Ireland is recognised as a world leader in overseas development, so we were pleased to see the Joint Committee on Foreign Affairs and Trade today strongly endorse Irish Aid’s approach to reducing global poverty.

Irish Aid support Somalia

A Trócaire and Irish Aid distribution of tents and other aid in Somalia. (Photo: Allan Gichigi / Trócaire)

The Joint Committee today published its review of Irish Aid and its overseas development programme. The review has developed a set of clear, realistic and achievable recommendations, which the Government should be encouraged to implement. 

The review calls for a firm commitment to achieving overseas development expenditure of 0.7% of GNI by 2030 and calls on the Government to publish a roadmap outlining how it will reach this target. 

This cross party commitment to achieve the sustainable development goals on time is very welcome.

A family in Somalia stand at a tent donated by Irish Aid through Trócaire. (Photo: Allan Gichigi / Trócaire)
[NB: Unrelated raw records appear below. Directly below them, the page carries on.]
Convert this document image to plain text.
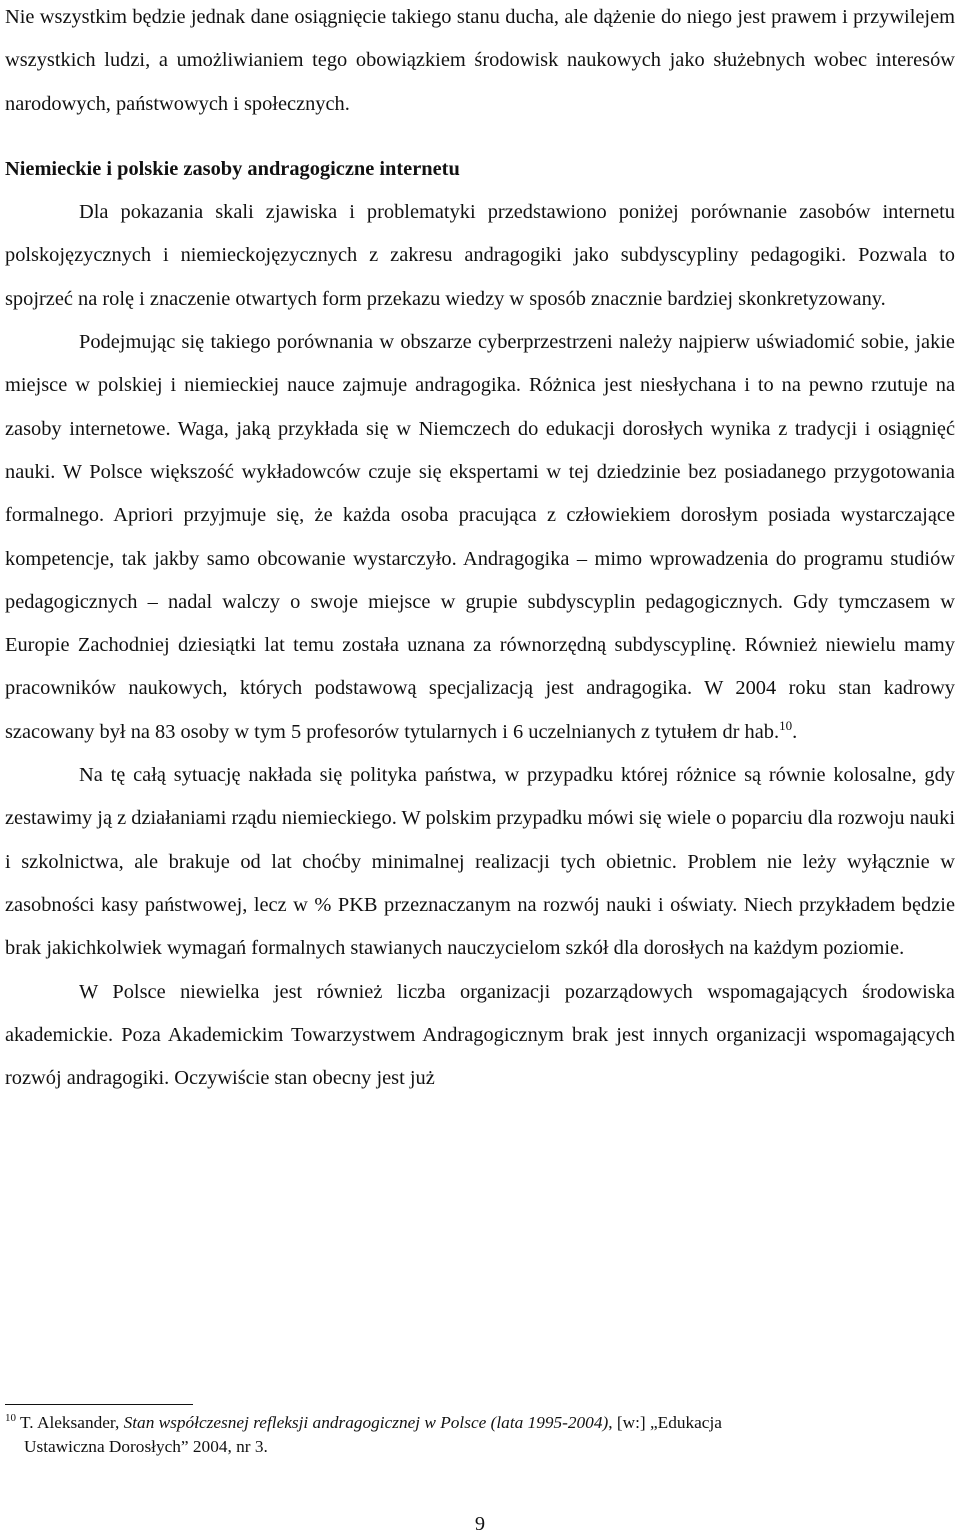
Nie wszystkim będzie jednak dane osiągnięcie takiego stanu ducha, ale dążenie do niego jest prawem i przywilejem wszystkich ludzi, a umożliwianiem tego obowiązkiem środowisk naukowych jako służebnych wobec interesów narodowych, państwowych i społecznych.

Niemieckie i polskie zasoby andragogiczne internetu

Dla pokazania skali zjawiska i problematyki przedstawiono poniżej porównanie zasobów internetu polskojęzycznych i niemieckojęzycznych z zakresu andragogiki jako subdyscypliny pedagogiki. Pozwala to spojrzeć na rolę i znaczenie otwartych form przekazu wiedzy w sposób znacznie bardziej skonkretyzowany.

Podejmując się takiego porównania w obszarze cyberprzestrzeni należy najpierw uświadomić sobie, jakie miejsce w polskiej i niemieckiej nauce zajmuje andragogika. Różnica jest niesłychana i to na pewno rzutuje na zasoby internetowe. Waga, jaką przykłada się w Niemczech do edukacji dorosłych wynika z tradycji i osiągnięć nauki. W Polsce większość wykładowców czuje się ekspertami w tej dziedzinie bez posiadanego przygotowania formalnego. Apriori przyjmuje się, że każda osoba pracująca z człowiekiem dorosłym posiada wystarczające kompetencje, tak jakby samo obcowanie wystarczyło. Andragogika – mimo wprowadzenia do programu studiów pedagogicznych – nadal walczy o swoje miejsce w grupie subdyscyplin pedagogicznych. Gdy tymczasem w Europie Zachodniej dziesiątki lat temu została uznana za równorzędną subdyscyplinę. Również niewielu mamy pracowników naukowych, których podstawową specjalizacją jest andragogika. W 2004 roku stan kadrowy szacowany był na 83 osoby w tym 5 profesorów tytularnych i 6 uczelnianych z tytułem dr hab.$^{10}$.

Na tę całą sytuację nakłada się polityka państwa, w przypadku której różnice są równie kolosalne, gdy zestawimy ją z działaniami rządu niemieckiego. W polskim przypadku mówi się wiele o poparciu dla rozwoju nauki i szkolnictwa, ale brakuje od lat choćby minimalnej realizacji tych obietnic. Problem nie leży wyłącznie w zasobności kasy państwowej, lecz w % PKB przeznaczanym na rozwój nauki i oświaty. Niech przykładem będzie brak jakichkolwiek wymagań formalnych stawianych nauczycielom szkół dla dorosłych na każdym poziomie.

W Polsce niewielka jest również liczba organizacji pozarządowych wspomagających środowiska akademickie. Poza Akademickim Towarzystwem Andragogicznym brak jest innych organizacji wspomagających rozwój andragogiki. Oczywiście stan obecny jest już

$^{10}$ T. Aleksander, Stan współczesnej refleksji andragogicznej w Polsce (lata 1995-2004), [w:] „Edukacja
Ustawiczna Dorosłych” 2004, nr 3.
9
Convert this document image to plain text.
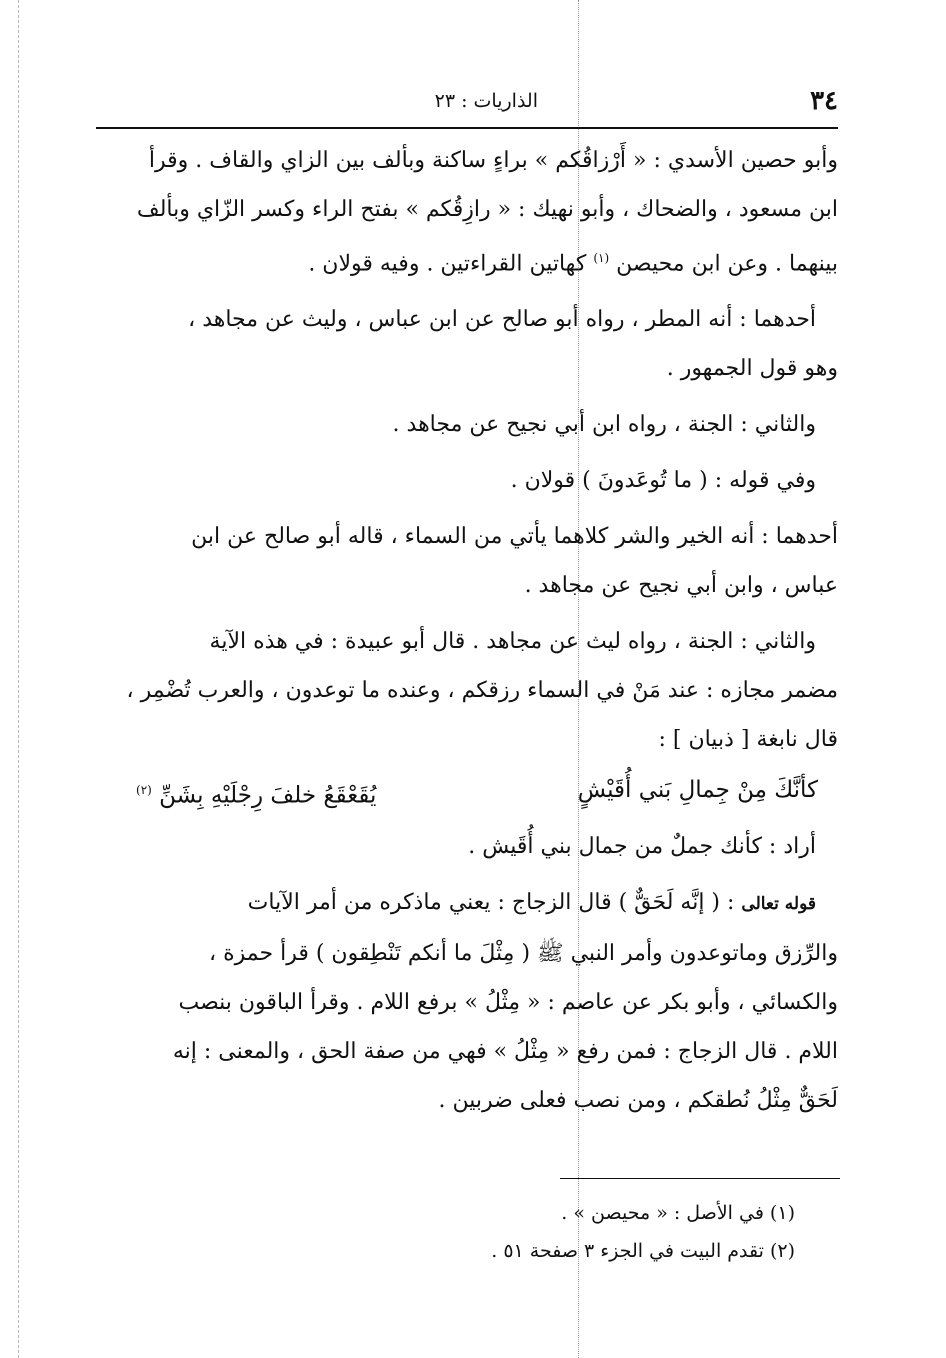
٣٤
الذاريات : ٢٣

وأبو حصين الأسدي : « أَرْزاقُكم » براءٍ ساكنة وبألف بين الزاي والقاف . وقرأ

ابن مسعود ، والضحاك ، وأبو نهيك : « رازِقُكم » بفتح الراء وكسر الزّاي وبألف

بينهما . وعن ابن محيصن $^{(١)}$ كهاتين القراءتين . وفيه قولان .

أحدهما : أنه المطر ، رواه أبو صالح عن ابن عباس ، وليث عن مجاهد ،

وهو قول الجمهور .

والثاني : الجنة ، رواه ابن أبي نجيح عن مجاهد .

وفي قوله : ( ما تُوعَدونَ ) قولان .

أحدهما : أنه الخير والشر كلاهما يأتي من السماء ، قاله أبو صالح عن ابن

عباس ، وابن أبي نجيح عن مجاهد .

والثاني : الجنة ، رواه ليث عن مجاهد . قال أبو عبيدة : في هذه الآية

مضمر مجازه : عند مَنْ في السماء رزقكم ، وعنده ما توعدون ، والعرب تُضْمِر ،

قال نابغة [ ذبيان ] :

كأنَّكَ مِنْ جِمالِ بَني أُقَيْشٍ
يُقَعْقَعُ خلفَ رِجْلَيْهِ بِشَنِّ $^{(٢)}$

أراد : كأنك جملٌ من جمال بني أُقَيش .

قوله تعالى : ( إنَّه لَحَقٌّ ) قال الزجاج : يعني ماذكره من أمر الآيات

والرِّزق وماتوعدون وأمر النبي ﷺ ( مِثْلَ ما أنكم تَنْطِقون ) قرأ حمزة ،

والكسائي ، وأبو بكر عن عاصم : « مِثْلُ » برفع اللام . وقرأ الباقون بنصب

اللام . قال الزجاج : فمن رفع « مِثْلُ » فهي من صفة الحق ، والمعنى : إنه

لَحَقٌّ مِثْلُ نُطقكم ، ومن نصب فعلى ضربين .

(١) في الأصل : « محيصن » .

(٢) تقدم البيت في الجزء ٣ صفحة ٥١ .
The Committee also recommends that Irish Aid continues to champion 100% untied and quality aid.

Tackling climate change is highlighted as being key towards poverty reduction. Ireland’s poor record on climate action is a concern as it adversely affects the poorest people in the world. The committee noted that this is a matter where increased policy coherence across Government is essential if the Irish Aid programme is to have maximum impact.

Finally, with the strong link between violent conflict and poverty, we welcome the recommendation to increase the focus on peacebuilding, which must increase efforts to prevent and end conflict in line with World Humanitarian Summit commitments.

Should Ireland be successful in securing a seat on the UN Security Council in 2021, this would provide an excellent opportunity to advocate for stronger and improved work on peacebuilding.

While today is already too late for families trapped in Syria or Yemen, now more than ever there is an urgency for greater focus on peace, ending conflict and protecting civilians. And Ireland can and must play a strong role in that.